Ein Kapitel Gemeindepolitik geht in Emskirchen zu Ende: In der letzten Gemeinderatssitzung dieser Wahlperiode standen vor allem Abschiede im Mittelpunkt. Bürgermeisterin Sandra Winkelspecht zog dabei eine positive Bilanz der vergangenen Jahre – und würdigte die Arbeit der ausscheidenden Ratsmitglieder.

Trotz der Herausforderungen durch die Corona-Pandemie sei der Gemeinderat in den vergangenen Jahren zu einem Team zusammengewachsen, das gut und vertrauensvoll zusammengearbeitet habe, betonte Winkelspecht. Viele wichtige Entscheidungen seien getroffen und zentrale Weichen für die Entwicklung der Gemeinde gestellt worden. Unterschiedliche Sichtweisen hätten die Arbeit im Gremium dabei bereichert.

Besonders deutlich wurde der Einschnitt beim Abschied der SPD-Fraktion, die in den kommenden sechs Jahren nicht mehr im Emskirchener Gemeinderat vertreten sein wird. Unabhängig von politischen Unterschieden habe die SPD über viele Jahrzehnte hinweg einen wichtigen Beitrag zur Entwicklung der Gemeinde geleistet, sagte die Bürgermeisterin.

Auch SPD-Fraktionssprecher Christian Pöschl blickte in seiner Abschiedsrede auf die lange Geschichte der Sozialdemokraten im Gemeinderat zurück: „Die SPD war fast 80 Jahre Teil des Gemeinderates.“ Man habe die Entwicklung der Gemeinde mitgestaltet, Verantwortung übernommen und immer wieder eigene Akzente gesetzt.

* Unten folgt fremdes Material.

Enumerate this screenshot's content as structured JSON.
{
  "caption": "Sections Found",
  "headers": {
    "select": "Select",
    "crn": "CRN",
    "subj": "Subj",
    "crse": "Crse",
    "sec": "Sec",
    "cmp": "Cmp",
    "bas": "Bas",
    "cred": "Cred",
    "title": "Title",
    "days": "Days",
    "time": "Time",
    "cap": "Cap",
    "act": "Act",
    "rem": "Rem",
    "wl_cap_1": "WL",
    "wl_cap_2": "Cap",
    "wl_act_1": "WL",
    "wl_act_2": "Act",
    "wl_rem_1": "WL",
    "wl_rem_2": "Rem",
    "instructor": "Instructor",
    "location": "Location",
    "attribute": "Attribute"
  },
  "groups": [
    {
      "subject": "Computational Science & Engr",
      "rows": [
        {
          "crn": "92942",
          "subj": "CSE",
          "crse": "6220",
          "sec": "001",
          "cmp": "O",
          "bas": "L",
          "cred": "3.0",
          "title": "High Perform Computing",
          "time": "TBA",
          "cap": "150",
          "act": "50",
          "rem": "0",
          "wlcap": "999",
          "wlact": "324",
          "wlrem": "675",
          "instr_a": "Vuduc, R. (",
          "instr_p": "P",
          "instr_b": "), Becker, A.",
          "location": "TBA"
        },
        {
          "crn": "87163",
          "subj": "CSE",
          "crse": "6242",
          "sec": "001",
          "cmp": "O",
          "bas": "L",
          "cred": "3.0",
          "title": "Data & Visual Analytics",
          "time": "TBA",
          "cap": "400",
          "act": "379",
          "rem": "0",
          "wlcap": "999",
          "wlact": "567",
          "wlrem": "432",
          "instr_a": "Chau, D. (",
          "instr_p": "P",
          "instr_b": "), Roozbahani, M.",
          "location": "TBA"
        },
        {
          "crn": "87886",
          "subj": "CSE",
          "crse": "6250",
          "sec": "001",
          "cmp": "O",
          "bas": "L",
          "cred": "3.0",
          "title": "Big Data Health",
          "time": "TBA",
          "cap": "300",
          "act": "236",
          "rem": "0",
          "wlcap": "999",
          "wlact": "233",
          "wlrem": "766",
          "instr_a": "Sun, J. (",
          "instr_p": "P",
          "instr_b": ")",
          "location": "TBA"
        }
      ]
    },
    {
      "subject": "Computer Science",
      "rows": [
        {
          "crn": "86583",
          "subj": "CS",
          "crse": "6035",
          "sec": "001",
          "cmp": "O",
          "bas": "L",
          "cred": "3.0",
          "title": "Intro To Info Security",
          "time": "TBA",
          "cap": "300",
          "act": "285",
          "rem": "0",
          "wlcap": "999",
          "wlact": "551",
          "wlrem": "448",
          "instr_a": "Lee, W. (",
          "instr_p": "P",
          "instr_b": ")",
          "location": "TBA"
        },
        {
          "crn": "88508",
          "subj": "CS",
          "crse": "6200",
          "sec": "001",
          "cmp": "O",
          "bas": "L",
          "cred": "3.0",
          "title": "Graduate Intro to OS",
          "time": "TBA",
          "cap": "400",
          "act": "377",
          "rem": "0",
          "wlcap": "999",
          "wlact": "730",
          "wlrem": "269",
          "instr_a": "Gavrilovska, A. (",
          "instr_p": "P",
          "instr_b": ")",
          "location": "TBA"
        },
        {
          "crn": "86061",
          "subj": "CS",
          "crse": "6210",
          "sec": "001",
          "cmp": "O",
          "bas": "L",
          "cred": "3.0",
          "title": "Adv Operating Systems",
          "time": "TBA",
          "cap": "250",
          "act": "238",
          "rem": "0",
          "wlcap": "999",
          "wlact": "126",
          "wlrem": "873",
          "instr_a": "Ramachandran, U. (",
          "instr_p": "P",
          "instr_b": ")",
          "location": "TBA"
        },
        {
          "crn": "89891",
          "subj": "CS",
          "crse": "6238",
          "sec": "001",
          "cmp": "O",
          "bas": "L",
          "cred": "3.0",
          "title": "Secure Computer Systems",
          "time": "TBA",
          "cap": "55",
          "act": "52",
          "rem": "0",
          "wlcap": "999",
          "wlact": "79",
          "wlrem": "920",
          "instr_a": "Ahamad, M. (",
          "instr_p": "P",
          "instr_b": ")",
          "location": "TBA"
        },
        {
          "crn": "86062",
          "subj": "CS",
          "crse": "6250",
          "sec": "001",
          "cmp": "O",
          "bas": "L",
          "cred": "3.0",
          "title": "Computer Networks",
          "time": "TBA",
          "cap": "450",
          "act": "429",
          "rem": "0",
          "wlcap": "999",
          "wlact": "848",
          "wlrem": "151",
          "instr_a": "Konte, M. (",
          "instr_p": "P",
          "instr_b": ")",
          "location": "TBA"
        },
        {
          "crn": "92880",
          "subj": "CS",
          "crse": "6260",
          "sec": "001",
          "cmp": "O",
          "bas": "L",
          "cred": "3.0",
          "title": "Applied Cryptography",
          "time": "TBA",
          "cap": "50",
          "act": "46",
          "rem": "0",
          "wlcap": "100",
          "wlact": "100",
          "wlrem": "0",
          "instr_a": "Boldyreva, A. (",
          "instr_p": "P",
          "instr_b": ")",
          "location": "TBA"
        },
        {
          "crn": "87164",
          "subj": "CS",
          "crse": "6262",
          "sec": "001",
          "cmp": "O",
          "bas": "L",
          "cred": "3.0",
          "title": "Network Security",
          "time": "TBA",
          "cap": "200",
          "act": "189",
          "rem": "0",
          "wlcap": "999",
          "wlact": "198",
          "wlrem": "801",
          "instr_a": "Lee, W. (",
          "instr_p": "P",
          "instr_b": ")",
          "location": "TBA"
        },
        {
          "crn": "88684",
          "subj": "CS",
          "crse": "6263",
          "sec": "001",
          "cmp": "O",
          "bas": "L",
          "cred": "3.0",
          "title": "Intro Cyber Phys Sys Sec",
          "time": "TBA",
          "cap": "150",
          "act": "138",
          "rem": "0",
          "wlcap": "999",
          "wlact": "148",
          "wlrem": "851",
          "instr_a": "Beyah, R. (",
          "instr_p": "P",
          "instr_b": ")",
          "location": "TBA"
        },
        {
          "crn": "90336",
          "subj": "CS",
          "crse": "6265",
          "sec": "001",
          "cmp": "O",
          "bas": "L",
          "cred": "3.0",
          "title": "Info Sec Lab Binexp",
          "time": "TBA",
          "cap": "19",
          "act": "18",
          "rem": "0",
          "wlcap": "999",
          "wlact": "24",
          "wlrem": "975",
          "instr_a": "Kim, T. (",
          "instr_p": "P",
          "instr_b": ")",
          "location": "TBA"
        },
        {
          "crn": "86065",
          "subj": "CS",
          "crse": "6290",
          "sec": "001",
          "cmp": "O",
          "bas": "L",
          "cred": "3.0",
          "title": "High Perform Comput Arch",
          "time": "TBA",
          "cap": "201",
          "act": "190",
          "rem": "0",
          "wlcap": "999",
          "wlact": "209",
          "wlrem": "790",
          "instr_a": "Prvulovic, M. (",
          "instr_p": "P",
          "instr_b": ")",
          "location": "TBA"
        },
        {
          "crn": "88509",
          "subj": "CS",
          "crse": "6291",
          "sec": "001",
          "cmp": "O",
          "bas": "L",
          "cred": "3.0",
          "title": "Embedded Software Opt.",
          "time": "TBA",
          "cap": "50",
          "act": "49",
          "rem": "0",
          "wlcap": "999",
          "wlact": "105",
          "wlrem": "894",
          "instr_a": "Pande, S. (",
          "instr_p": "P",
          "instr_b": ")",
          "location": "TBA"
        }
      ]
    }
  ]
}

Ob es in Zukunft wieder eine SPD-Liste geben werde, ließ er offen – seinen Wunsch formulierte er aber klar: „Ich würde es mir wünschen, politische Vielfalt tut einer Gemeinde gut.“

Verabschiedet wurde unter anderem Bernd Rauscher (CSU), der dem Gemeinderat 18 Jahre lang angehörte. In dieser Zeit war er unter anderem dritter Bürgermeister, Fraktionssprecher und Mitglied im Finanzausschuss. Als Unternehmer habe er vor allem die wirtschaftliche Entwicklung der Gemeinde im Blick gehabt.

Ebenfalls auf 18 Jahre Gemeinderatsarbeit kann Reinhardt Eckardt (ÖDP/ZG) zurückblicken. Er war Fraktionssprecher und in mehreren Ausschüssen aktiv. Bürgermeisterin Winkelspecht würdigte ihn als verlässlichen Gemeinderat mit klarer Meinung, die er offen und konstruktiv eingebracht habe.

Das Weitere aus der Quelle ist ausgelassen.